Alors que le gouvernement de Terre-Neuve-et-Labrador prenait une initiative sans précédent en menaçant de retirer son appui au projet d'Accord économique et commercial global (AECG) - l'accord de libre-échange entre le Canada et l'Union européenne - et de se retirer de toutes les négociations commerciales futures concernant le Canada, le Conseil des Canadiens, un ardent défenseur des intérêts des citoyens dans des accords commerciaux, a tenu à féliciter le gouvernement pour cette annonce. En effet, le ministre des Affaires, du Tourisme, de la Culture et du Développement rural Darin King s'est montré catégorique : « Si nous ne voyons aucun progrès, nous prendrons les mesures commerciales annoncées ici même et mettrons un terme à l'Accord. Terre-Neuve ne fera plus partie de l'équation. »
« En France ou en Allemagne, l'opposition à cet accord prend de l'ampleur. Terre-Neuve serait en bonne compagnie s'il venait à retirer son appui à l'Accord », a noté Maude Barlow, présidente du Conseil des Canadiens. « L'AECG est mauvais pour Terre-Neuve-et-Labrador et une catastrophe pour tous les Canadiens. Il accorde un pouvoir extraordinaire aux sociétés pour poursuivre les gouvernements. Il n'est donc pas étonnant que les citoyennes et les citoyens de Terre-Neuve et leur gouvernement soient contrariés. »
Terre-Neuve conteste le fait que le gouvernement Harper revienne sur sa promesse d'établir un fonds de 400 millions de dollars pour l'industrie provinciale des pêches.
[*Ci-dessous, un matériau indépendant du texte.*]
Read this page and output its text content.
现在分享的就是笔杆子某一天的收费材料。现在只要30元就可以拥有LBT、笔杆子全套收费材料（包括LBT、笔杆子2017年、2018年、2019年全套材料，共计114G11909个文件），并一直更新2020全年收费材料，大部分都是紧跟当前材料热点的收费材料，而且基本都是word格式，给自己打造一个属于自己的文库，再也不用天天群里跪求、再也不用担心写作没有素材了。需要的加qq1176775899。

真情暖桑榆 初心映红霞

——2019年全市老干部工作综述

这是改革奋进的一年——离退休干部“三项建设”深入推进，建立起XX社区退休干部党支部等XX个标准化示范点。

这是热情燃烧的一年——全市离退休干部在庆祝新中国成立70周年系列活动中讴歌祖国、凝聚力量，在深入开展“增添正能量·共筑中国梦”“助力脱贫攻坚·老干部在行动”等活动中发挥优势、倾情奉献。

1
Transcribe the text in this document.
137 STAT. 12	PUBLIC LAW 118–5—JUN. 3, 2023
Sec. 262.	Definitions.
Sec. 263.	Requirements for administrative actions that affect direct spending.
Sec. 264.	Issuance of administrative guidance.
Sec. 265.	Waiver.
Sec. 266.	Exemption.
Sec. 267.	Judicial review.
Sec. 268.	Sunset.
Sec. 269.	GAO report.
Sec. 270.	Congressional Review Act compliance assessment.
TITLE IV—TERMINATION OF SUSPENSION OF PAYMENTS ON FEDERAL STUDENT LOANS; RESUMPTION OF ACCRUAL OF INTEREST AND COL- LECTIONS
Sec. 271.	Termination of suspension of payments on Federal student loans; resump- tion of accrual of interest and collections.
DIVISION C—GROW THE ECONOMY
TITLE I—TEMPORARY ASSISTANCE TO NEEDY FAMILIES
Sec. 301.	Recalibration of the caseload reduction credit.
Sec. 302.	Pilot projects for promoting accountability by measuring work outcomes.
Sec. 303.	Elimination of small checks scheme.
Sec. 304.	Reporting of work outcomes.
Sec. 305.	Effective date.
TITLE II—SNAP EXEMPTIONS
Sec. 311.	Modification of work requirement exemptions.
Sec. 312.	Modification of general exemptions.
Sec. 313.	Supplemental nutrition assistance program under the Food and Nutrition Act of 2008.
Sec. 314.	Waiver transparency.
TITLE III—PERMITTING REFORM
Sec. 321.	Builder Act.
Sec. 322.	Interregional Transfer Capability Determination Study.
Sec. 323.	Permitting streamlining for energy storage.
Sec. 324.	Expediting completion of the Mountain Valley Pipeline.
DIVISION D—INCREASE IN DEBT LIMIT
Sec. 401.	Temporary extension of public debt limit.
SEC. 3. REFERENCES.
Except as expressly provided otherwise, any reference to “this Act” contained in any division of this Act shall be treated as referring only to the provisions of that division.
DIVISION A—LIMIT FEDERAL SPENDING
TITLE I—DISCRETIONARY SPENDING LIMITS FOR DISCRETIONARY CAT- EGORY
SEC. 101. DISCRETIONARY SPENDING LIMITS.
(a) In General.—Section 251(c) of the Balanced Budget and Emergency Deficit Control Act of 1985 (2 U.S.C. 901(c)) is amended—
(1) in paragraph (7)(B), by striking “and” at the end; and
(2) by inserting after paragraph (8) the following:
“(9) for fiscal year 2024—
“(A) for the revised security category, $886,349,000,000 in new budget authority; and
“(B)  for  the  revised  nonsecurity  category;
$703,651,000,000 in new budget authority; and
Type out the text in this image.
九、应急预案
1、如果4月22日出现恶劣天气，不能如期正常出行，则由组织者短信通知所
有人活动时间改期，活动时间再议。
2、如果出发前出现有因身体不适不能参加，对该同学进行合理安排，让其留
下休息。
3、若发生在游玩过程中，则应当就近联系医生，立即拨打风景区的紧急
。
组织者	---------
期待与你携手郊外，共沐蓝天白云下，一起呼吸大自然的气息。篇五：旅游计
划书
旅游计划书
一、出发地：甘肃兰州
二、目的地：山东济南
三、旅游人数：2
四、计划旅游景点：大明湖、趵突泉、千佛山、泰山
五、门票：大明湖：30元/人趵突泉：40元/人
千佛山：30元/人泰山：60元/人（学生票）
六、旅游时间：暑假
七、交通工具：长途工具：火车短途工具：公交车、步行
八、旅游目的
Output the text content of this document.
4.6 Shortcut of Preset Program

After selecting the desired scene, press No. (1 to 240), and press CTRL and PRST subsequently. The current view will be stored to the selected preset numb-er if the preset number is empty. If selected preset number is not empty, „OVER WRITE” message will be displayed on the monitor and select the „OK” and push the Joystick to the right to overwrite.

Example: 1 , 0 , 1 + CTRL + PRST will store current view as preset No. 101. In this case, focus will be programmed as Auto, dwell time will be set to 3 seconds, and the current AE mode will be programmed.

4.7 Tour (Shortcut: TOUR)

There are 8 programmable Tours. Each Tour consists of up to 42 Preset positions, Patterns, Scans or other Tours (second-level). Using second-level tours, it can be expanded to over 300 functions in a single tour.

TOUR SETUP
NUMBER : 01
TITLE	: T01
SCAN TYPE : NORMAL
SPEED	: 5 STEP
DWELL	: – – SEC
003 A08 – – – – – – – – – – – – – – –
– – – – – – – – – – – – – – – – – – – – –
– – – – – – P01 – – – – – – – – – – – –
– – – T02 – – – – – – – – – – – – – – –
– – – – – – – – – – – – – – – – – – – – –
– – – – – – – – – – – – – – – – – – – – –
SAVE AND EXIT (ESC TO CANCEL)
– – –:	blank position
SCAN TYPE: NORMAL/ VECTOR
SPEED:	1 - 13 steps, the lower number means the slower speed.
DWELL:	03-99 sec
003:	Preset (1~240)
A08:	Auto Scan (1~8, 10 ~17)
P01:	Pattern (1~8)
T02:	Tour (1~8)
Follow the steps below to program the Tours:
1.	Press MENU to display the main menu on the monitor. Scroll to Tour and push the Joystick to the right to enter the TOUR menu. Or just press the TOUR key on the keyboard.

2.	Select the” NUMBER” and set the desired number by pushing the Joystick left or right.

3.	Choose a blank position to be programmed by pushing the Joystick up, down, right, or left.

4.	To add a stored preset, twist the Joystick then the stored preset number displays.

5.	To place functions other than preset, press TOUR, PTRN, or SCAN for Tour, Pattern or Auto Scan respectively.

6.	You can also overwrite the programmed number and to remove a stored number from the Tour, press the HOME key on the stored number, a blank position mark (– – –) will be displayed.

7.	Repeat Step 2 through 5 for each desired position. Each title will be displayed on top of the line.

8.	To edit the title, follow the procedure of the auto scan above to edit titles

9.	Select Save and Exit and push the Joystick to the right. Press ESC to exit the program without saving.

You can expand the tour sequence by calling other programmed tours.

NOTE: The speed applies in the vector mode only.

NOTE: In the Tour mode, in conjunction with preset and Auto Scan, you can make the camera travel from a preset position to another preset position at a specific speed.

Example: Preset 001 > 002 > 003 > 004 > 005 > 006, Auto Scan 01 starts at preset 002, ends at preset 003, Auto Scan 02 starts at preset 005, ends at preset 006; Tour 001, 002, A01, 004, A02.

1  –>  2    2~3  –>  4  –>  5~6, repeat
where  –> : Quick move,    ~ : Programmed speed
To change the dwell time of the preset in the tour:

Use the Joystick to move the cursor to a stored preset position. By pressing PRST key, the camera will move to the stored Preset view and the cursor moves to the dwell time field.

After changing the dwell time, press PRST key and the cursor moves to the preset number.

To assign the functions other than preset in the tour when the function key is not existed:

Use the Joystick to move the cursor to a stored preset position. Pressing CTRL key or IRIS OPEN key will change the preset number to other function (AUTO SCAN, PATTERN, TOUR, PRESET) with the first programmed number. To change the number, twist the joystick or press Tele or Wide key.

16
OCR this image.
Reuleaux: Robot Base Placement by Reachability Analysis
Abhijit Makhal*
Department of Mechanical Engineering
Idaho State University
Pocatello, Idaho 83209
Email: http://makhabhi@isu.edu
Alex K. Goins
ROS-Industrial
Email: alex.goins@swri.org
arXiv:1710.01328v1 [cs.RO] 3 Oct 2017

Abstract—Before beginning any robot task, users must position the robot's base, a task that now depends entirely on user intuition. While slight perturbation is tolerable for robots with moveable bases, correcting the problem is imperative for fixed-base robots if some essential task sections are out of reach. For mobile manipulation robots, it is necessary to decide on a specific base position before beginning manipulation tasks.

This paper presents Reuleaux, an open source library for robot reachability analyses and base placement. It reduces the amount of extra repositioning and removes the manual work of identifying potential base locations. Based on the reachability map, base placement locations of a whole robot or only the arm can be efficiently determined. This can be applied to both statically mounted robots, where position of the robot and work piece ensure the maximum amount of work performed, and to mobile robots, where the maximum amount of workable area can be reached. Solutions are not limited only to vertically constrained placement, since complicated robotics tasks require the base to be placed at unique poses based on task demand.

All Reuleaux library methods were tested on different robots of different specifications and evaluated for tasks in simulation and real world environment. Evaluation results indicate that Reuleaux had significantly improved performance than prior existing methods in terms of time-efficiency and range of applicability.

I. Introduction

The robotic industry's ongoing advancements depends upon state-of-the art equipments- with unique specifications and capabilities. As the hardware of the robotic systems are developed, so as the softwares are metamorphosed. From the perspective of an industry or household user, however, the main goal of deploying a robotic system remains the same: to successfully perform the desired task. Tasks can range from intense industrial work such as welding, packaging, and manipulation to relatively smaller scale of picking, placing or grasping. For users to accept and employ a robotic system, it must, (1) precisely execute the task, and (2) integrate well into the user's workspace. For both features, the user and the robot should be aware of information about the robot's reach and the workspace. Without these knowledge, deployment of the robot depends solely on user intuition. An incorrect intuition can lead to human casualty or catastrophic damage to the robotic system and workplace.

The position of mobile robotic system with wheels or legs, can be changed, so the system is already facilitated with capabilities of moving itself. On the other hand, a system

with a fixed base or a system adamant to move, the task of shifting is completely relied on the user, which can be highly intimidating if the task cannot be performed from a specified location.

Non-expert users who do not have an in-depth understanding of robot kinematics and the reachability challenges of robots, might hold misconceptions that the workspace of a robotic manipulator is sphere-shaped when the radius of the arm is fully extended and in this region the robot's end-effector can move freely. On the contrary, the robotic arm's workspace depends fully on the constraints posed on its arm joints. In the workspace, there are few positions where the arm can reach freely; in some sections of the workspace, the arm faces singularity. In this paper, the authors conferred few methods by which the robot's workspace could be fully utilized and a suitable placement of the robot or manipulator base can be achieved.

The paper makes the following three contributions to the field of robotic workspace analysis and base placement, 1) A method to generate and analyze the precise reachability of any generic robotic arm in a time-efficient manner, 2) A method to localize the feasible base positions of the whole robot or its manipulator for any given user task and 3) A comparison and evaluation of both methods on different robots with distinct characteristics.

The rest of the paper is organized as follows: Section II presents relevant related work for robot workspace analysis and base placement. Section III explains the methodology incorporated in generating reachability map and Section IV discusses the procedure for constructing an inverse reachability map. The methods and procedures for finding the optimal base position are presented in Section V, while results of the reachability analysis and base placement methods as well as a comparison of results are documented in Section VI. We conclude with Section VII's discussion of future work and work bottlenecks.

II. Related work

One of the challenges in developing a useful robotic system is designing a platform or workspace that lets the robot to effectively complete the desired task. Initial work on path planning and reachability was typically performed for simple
Ce soutien financier aurait permis de compenser les pertes d'emplois attribuables à l'abandon des exigences minimales de transformation pour les usines de poissons de la province dans le cadre de l'accord de libre-échange canado-européen.
Le Conseil des Canadiens demande de nouveau à la province de tenir des consultations publiques sur cet accord.
« Encore une fois, cet accord est entre les mains de Terre-Neuve, qui est la seule province à défendre les emplois et les intérêts de ses citoyens », a ajouté Ken Kavanagh, membre du Conseil des Canadiens à St. John's. « L'AECG et son vaste programme de « libre-échange » est une mauvaise idée pour les gens de Terre-Neuve-et-Labrador. Nous demandons au gouvernement d'aller plus loin en organisant des consultations publiques sur l'AECG. Terre-Neuve est peut-être la seule province assez courageuse pour défendre les Canadiennes et les Canadiens et rejeter cet accord. »
En plus de renoncer à la réglementation qui protège les emplois dans l'industrie provinciale des pêches, l'accord de libre-échange Canada-Europe pourrait contraindre les Canadiens à dédommager des investisseurs privés pour perte de profits escomptés en vertu des dispositions de règlement des litiges entre investisseurs et États. En 2012, les tribunaux de l'ALENA avaient décidé que Terre-Neuve ne pouvait pas exiger que les producteurs du champ pétrolifère Hibernia investissent une part de leurs profits dans la recherche et le développement.
En 2010, le gouvernement Harper payait 130 millions de dollars pour régler un litige investisseur-État avec AbitibiBowater. Pendant que la société était en procédure de faillite, Terre-Neuve essayait de sauver des emplois en expropriant l'usine de Grand Falls-Windsor. La société a accusé la province d'exproprier ses droits de coupe et ses droits d'usage de l'eau.
Terre-Neuve-et-Labrador devra également faire face à une augmentation de plusieurs millions de dollars pour les produits pharmaceutiques puisque, par le biais de l'AECG, le gouvernement Harper a accepté d'élargir la portée des protections conférées par les brevets à des sociétés déjà extrêmement rentables. En 2011, l'Association canadienne du médicament générique (ACMG) estimait le coût de cette provision à 13,2 millions de dollars par année pour la seule province de Terre-Neuve-et-Labrador. Une autre étude de la politique sur les produits pharmaceutiques réalisée la même année par deux universitaires de haut niveau affirmait que le manque à gagner se chiffrerait plutôt à 46 millions de dollars par année.
Le gouvernement de Terre-Neuve-et-Labrador a déjà fait des représentations auprès de nombreuses ambassades européennes. Ses démarches signifient que la province met un terme à toutes les négociations commerciales, y compris le Partenariat transpacifique, l'Accord général sur le commerce des services, l'Accord de partenariat économique Canada-Japon ainsi que toutes les négociations liées à l'Organisation mondiale du commerce.
Le Conseil des Canadiens milite depuis longtemps contre l'AECG et a déjà obtenu des rencontres avec des députés en Europe et au Canada.